Summers Urges Analytic Approach to Advancing Care

As the keynote speaker at the fourth annual Marshall J. Seidman Lecture in Health Policy, Harvard president Lawrence Summers urged people in the health care industry to make greater use of the analytic techniques found in social science for developing better tools to care for patients. "Everything we know about human judgments is that they are highly fallible," he said. Summers highlighted five areas, in particular, where more established quantitative parameters would aid in decision-making: diagnosis, treatment, and prescription; health care reimbursement; compliance; allocation of research funds; and formulation of a national health care system.

larry summers

At the fourth annual Seidman Lecture, Harvard president Lawrence Summers challenged his audience to become more vocal about health care reform and related issues. (Photo by Liza Green, HMS Media Services)


"Let me say something slightly outrageous," Summers began, taking the five areas one by one. "Whenever it is proudly asserted by practitioners of an activity that that activity is an art rather than a science, they are describing an activity that is still in relatively primitive form and where great progress will follow the application of more scientific techniques." He argued that too little evidence and data are brought to bear on the arts of diagnosis, treatment, and prescription and that these areas are poised for progress when evidence-based systems become part of the standard workflow.

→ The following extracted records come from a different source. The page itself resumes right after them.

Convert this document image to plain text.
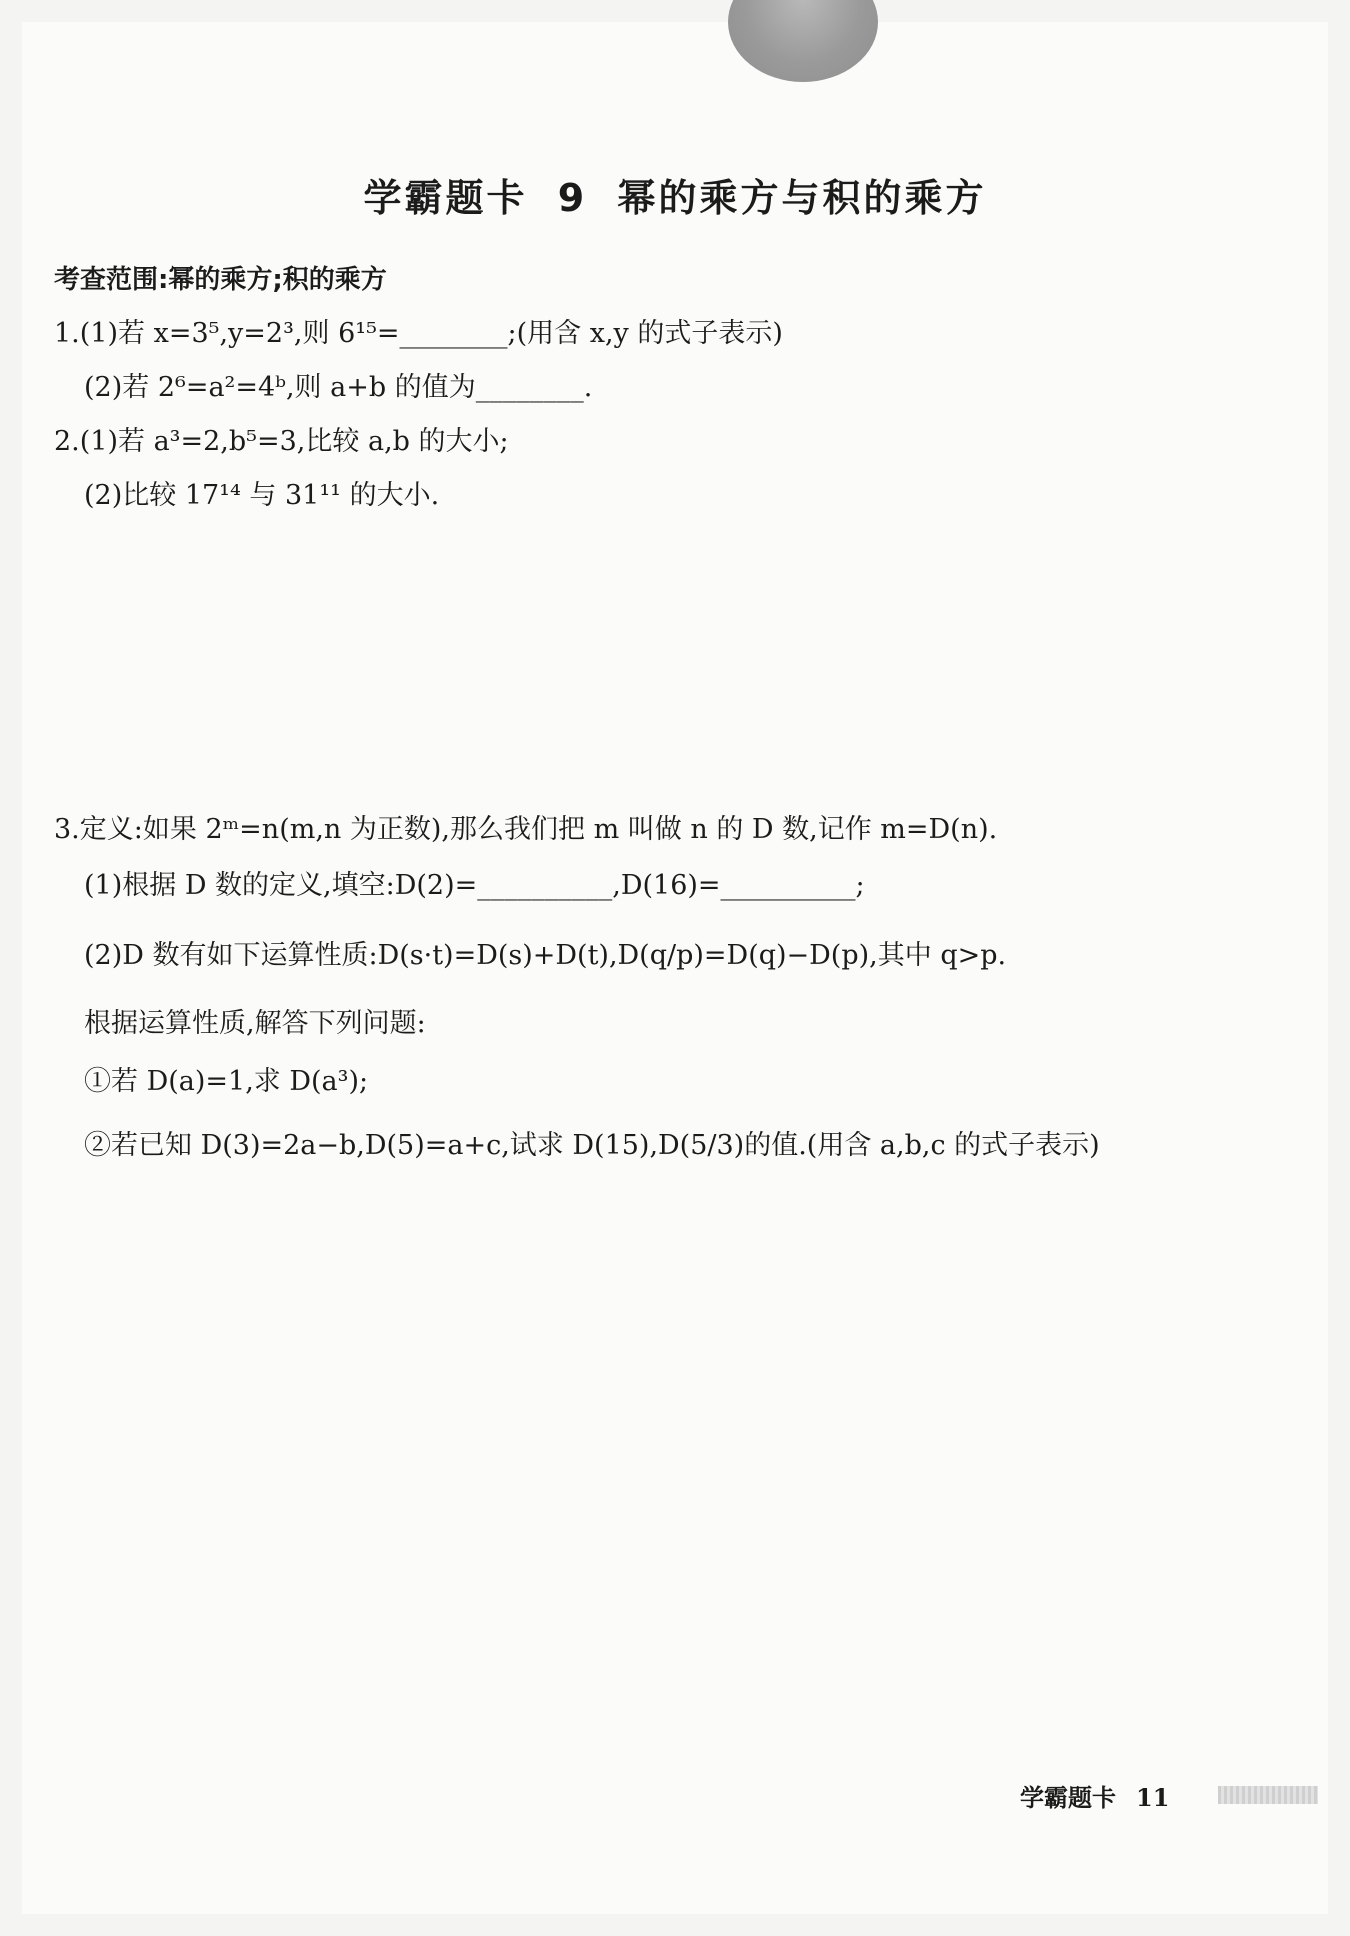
学霸题卡 9 幂的乘方与积的乘方
考查范围:幂的乘方;积的乘方
1.(1)若 x=3⁵,y=2³,则 6¹⁵=________;(用含 x,y 的式子表示)
(2)若 2⁶=a²=4ᵇ,则 a+b 的值为________.
2.(1)若 a³=2,b⁵=3,比较 a,b 的大小;
(2)比较 17¹⁴ 与 31¹¹ 的大小.
3.定义:如果 2ᵐ=n(m,n 为正数),那么我们把 m 叫做 n 的 D 数,记作 m=D(n).
(1)根据 D 数的定义,填空:D(2)=__________,D(16)=__________;
(2)D 数有如下运算性质:D(s·t)=D(s)+D(t),D(q/p)=D(q)−D(p),其中 q>p.
根据运算性质,解答下列问题:
①若 D(a)=1,求 D(a³);
②若已知 D(3)=2a−b,D(5)=a+c,试求 D(15),D(5/3)的值.(用含 a,b,c 的式子表示)
学霸题卡 11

Improvements in care might be achieved through reimbursement policies, as well, Summers explained, the obvious solution being to pay doctors for keeping people healthy. But this fix breaks down because outcomes not only depend on care, but on the original health of the patient. The ultimate answer, according to Summers, is that successful reimbursement depends on measuring initial risks. "This is an area that is exactly right for precisely the kinds of statistical analyses that I've been talking about," he said.

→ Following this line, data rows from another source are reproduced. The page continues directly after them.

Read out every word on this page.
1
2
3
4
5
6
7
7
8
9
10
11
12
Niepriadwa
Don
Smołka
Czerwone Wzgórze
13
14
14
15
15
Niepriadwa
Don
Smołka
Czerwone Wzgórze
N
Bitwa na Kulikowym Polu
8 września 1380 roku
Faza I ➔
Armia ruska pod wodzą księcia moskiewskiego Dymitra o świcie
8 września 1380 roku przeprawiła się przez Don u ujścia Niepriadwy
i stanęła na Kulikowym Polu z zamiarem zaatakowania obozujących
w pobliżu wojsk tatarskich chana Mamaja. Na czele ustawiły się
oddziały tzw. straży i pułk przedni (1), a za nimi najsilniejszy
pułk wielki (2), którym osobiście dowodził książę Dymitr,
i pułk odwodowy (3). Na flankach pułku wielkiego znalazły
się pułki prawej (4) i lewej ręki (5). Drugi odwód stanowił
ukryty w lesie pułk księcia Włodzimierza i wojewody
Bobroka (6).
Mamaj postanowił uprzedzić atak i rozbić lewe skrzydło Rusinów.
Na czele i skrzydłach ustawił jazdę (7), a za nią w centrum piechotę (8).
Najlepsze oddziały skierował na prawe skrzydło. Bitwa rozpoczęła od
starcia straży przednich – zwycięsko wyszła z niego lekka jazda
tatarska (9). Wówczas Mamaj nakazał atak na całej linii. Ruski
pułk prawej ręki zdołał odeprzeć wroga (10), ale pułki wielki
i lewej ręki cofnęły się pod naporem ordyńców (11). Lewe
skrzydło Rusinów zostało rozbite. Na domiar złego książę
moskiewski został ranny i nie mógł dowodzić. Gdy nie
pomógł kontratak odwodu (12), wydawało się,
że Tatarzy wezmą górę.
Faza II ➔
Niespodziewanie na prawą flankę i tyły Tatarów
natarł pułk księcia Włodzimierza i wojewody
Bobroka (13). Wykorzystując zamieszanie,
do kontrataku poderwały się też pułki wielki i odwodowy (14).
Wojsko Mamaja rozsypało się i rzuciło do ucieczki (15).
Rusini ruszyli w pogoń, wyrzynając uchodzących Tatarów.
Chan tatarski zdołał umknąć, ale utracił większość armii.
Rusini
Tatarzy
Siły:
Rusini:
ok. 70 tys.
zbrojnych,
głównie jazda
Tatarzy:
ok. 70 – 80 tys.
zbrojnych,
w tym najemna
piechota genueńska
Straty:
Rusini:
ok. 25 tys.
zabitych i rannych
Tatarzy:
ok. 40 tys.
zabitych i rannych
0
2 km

An "urgent social problem" that Summers addressed is getting people to do what they should, like taking their medications as directed and avoiding addictions. "I can't help but think that the degree of intellectual talent that has been applied in our society to getting people to do what they should ... has not been one percent of the talent that has been applied to any of 20 aspects of cell biology," he said. Summers also lamented the lack of rational planning that goes into allocating research funds, suggesting that the social payoff would be greater if research outcomes could be measured and the data used as a basis for future funding.

On his last point, formulation of national health care, Summers prodded the audience, saying, "I am struck as I look on, very much as an outsider, by the absence of an animating idea around the domestic health care reform debate." He suggested that Harvard is the kind of university where issues like this and the other four can be valuably addressed.

Among the attendees of the April 27 program, sponsored by the HMS Department of Health Care Policy, was Marshall Seidman, who established the lectureship in 2000 in addition to the Marshall J. Seidman Program for Medical Economics in the Department of Health Care Policy.